Encrypting the site

I've just moved my site from HTTP over to HTTPS.  It's not a huge deal for something like this, but it's something which I've really needed to do for a while, and something which is becoming more and more popular.  For most people this won't mean much, and for this site it doesn't make much difference, but given that encrypting web pages is a simple process, there's no real reason not to be doing it.

I chose to use Let's Encrypt for setting up the SSL certificate as I've always had trouble in the past when I've tried it (admittedly under Apache on Windows) but this made it as simple as possible.  Just get their 'certbot'. run a command in the terminal and away we go.  I did have to set an additional IP address on the server, and then set this site to use that IP address to listen on, but once that was done, it was very straight forward.  The command I ran was:

./certbot-auto --apache -d garybell.co.uk -d www.garybell.co.uk

and then follow the prompts on screen.  It took care of the new vhost in Apache, setting up the certificate and restarting Apache.  Done! Simple.

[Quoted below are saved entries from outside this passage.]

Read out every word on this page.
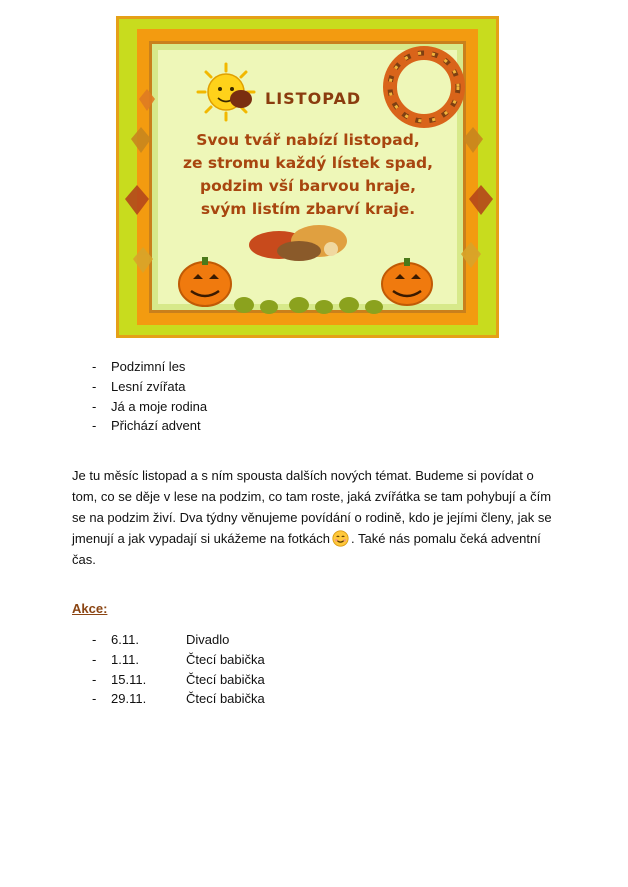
LISTOPAD
Svou tvář nabízí listopad,
ze stromu každý lístek spad,
podzim vší barvou hraje,
svým listím zbarví kraje.
- Podzimní les
- Lesní zvířata
- Já a moje rodina
- Přichází advent

Je tu měsíc listopad a s ním spousta dalších nových témat. Budeme si povídat o tom, co se děje v lese na podzim, co tam roste, jaká zvířátka se tam pohybují a čím se na podzim živí. Dva týdny věnujeme povídání o rodině, kdo je jejími členy, jak se jmenují a jak vypadají si ukážeme na fotkách . Také nás pomalu čeká adventní čas.

Akce:
- 6.11.	Divadlo
- 1.11.	Čtecí babička
- 15.11.	Čtecí babička
- 29.11.	Čtecí babička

With all that in mind, it amazes me that there are websites out there which will take payments and they aren't loading their page over HTTPS.  Sure they will load the payment section in a HTTPS iframe, but it's often difficult to tell that the payment part is an iframe, and that it is secure.  After going through the process of setting up the SSL certificate on this and another domain I own, I certainly won't buy from a company which serves their payment page in a HTTPS iframe, but fails to serve their website over HTTPS.

How much does it cost to get an SSL certificate?  It depends.  If you go via one of the major routes, then anything form around $30 right up into the hundreds.  It depends on what you want and where you shop.  With let's encrypt it costs nothing.  Zero! I have yet to pay for the SSL certificates I have from them, and I don't have to pay if I don't want to or can't afford it.  That said, I will be donating something to them for providing the service.  They estimate it costs them just over $2m a year to run, and they have over 5m unexpired certificates.  If each one of those certificates contributed $1 each, then they would get enough to keep the service running for 2 years.

Given the cost of the certificates are free, and the barrier to getting it is essentially nil for anyone with some technical knowledge, there's really no reason not to encrypt!